Assolutamente no. I battesimi sono stati celebrati alla luce del sole, dinanzi a tutta la comunità. Non avevo secondi fini, questioni di soldi o altro. Sono un ministro ordinato della Church of North India (anglicana, ndr) e un cittadino indiano che vive in un Paese laico. Come ministro della Chiesa, abbiamo la nostra missione evangelica. Le Scritture dicono di andare e proclamare la Parola di Dio e il battesimo. Questo è il comandamento dato alla Chiesa, nel nome del Padre, del Figlio e dello Spirito Santo. Qui in Kashmir siamo una comunità molto piccola, eppure sembra di vivere in uno Stato islamico. Un tribunale coranico mi ha convocato e io sono andato senza problemi perché volevo spiegare loro che non avevo fatto nulla di illegale e incostituzionale.

Reverendo, cosa vorrebbe dire ai musulmani del Kashmir e di quei posti dove i cristiani sono una minoranza?

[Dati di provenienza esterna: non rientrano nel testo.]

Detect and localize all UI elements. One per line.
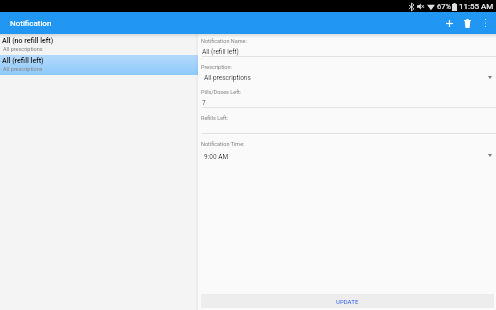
button[interactable]: Delete bbox=[458, 12, 476, 34]
button[interactable]: All (refill left) bbox=[0, 55, 198, 75]
button[interactable]: More options bbox=[476, 12, 494, 34]
staticText: All (refill left) bbox=[202, 48, 239, 56]
staticText: 9:00 AM bbox=[204, 153, 229, 161]
staticText: Notification bbox=[10, 19, 52, 28]
staticText: Refills Left: bbox=[201, 115, 229, 121]
staticText: Prescription: bbox=[201, 64, 232, 70]
staticText: UPDATE bbox=[336, 298, 359, 305]
staticText: 7 bbox=[202, 99, 206, 107]
staticText: All prescriptions bbox=[3, 66, 43, 72]
button[interactable]: All (no refill left) bbox=[0, 35, 198, 55]
staticText: Pills/Doses Left: bbox=[201, 89, 242, 95]
staticText: Notification Name: bbox=[201, 38, 247, 44]
staticText: All (refill left) bbox=[2, 57, 44, 65]
button[interactable]: UPDATE bbox=[201, 294, 494, 308]
staticText: Notification Time: bbox=[201, 141, 245, 147]
staticText: All prescriptions bbox=[204, 74, 251, 82]
button[interactable]: Add notification bbox=[440, 12, 458, 34]
staticText: All prescriptions bbox=[3, 46, 43, 52]
staticText: All (no refill left) bbox=[2, 37, 54, 45]
staticText: 67% bbox=[437, 2, 451, 11]
staticText: 11:55 AM bbox=[459, 2, 494, 11]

Voglio dire loro che siamo tutti figli di nostro padre Abramo, che vogliamo vivere insieme in modo pacifico, e lavorare per migliorare la reciproca comprensione. Sono molte le cose che loro non comprendono della preghiera. È urgente che i leader spirituali e gli intellettuali siedano insieme e aprano un dialogo, per il bene comune di tutte le persone. Dare alle comunità più valori spirituali, per aiutarle a capire e vivere insieme. Il messaggio di Cristo è diffondere l’amore, non l’odio: per questo noi vogliamo esprimere l’amore di Cristo nelle nostre vite, attraverso il nostro apostolato.

È disposto a tornare alla sua Chiesa, nonostante le minacce?

Certo. È imperativo che avvenga una riconciliazione tra le due comunità, perché ci si possa comprendere e aiutare l’un l’altro. Sia l’islam che il cristianesimo sono religioni di pace. Io non porto rancore verso nessuno, la mia preghiera è che Dio possa rivelare loro la verità. Non alcun potere se non quello della Buona Novella del Vangelo, che dono in modo libero così come l’ho ricevuta, e non posso che avvicinare le persone all’amore di Dio.